During AAA experiments, vehicles equipped with automatic emergency braking, that traveled at 35 mph, collided with a stopped vehicle one third of the time.
“Often these systems are tested in somewhat perfect conditions,” Greg Brannon, AAA’s director of automotive engineering and industry relations, told ABC News. “But the reality is drivers don’t drive in perfect conditions.”
In the experiment, AAA simulated rain and other environmental conditions, such as bugs and dirt, to measure impact on the performance of various advanced driver assistance systems (ADAS).
To simulate rainfall, AAA engineers designed a system using a reservoir to hold water atop the cargo area of the test vehicle.
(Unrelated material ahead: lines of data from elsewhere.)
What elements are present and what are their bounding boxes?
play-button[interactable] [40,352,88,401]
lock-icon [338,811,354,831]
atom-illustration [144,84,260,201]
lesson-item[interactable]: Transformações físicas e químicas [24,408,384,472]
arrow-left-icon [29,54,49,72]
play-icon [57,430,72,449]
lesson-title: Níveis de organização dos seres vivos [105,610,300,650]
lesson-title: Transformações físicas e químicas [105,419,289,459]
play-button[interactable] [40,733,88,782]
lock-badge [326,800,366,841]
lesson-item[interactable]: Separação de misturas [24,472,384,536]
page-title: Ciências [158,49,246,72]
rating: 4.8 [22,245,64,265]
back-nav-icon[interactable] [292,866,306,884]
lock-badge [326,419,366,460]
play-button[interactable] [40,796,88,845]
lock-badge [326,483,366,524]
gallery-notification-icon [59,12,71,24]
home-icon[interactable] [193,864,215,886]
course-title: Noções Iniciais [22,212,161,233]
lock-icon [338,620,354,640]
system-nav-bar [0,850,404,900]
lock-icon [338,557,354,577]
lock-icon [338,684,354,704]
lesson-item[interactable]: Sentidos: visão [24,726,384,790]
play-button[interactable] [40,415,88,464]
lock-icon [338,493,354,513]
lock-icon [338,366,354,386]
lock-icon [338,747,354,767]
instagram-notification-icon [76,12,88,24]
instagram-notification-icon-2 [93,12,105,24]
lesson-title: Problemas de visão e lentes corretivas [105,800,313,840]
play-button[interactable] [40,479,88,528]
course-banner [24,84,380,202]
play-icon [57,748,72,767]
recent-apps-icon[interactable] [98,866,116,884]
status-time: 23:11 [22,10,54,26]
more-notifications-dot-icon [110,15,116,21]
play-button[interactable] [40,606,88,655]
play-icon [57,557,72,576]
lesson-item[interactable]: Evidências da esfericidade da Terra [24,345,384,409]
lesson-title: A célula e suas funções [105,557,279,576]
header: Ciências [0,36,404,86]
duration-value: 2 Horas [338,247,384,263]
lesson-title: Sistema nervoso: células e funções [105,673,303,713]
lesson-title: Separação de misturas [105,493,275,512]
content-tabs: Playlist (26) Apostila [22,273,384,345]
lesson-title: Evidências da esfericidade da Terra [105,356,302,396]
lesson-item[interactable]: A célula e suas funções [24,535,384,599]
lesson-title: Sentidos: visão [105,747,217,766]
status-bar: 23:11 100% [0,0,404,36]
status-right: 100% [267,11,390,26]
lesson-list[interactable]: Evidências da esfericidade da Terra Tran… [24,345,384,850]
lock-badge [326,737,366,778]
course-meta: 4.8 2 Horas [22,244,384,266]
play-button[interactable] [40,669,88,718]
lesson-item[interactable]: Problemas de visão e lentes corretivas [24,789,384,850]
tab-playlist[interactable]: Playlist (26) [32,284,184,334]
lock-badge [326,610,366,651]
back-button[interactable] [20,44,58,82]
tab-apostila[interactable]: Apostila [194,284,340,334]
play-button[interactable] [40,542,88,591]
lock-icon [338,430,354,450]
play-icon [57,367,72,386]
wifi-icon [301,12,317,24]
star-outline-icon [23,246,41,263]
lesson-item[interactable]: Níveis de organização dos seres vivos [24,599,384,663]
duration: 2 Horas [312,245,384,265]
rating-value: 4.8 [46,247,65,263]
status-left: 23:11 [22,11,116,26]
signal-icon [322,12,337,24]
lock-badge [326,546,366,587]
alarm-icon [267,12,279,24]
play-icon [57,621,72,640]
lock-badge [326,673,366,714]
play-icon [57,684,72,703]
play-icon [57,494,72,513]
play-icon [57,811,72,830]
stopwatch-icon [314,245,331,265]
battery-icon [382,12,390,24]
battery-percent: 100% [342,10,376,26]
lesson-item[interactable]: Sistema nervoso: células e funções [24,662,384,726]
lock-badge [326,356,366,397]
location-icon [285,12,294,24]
The system was connected to a nozzle positioned above the windshield, so the spray pattern covered the entire windshield.
“We created a device that allowed the windshield to experience basically what it would in a rainstorm,” Brannon said.
AAA also found that cars with lane keeping assistance departed their lanes 69% of the time.
“It’s pretty, pretty substantial and surprising findings for something that is on a lot of cars today,” Brannon said.
The tests were conducted with five different vehicles, including the 2020 Buick Enclave Avenir with automatic emergency braking and lane keep assist, a 2020 Hyundai Santa Fe with forward collision avoidance assist and lane keeping assist, a 2020 Toyota RAV4 with pre-collision system and lane tracing assist, and a 2020 Volkswagen Tiguan3 with front assist and lane assist.
According to the National Highway Traffic Safety Administration (NHTSA), “Driver assistance technologies hold the potential to reduce traffic crashes and save thousands of lives each year.”
The agency said more than 36,000 people died in motor vehicle crashes in 2019 — many of which were tied to human error.
Brannon said consumers should use advanced safety systems, but not in the place of engaged driving. “The most dangerous thing that a consumer can do is to over-rely on the systems.”
“AAA’s advice to consumers that have advanced safety systems in their car really is the same regardless of what that system is, and that’s to drive the car like the system is not there,” Brannon said. “Select a car that has the most advanced safety systems available, because they all hold a lot of potential to reduce injury and save lives, and that’s a good thing.”
Brannon said drivers should never use cruise control during inclement weather, and he advised motorists to slow down.
“Really understand the environment that you’re operating in and then make sure that you are fully engaged in that task of driving,” Brannon said.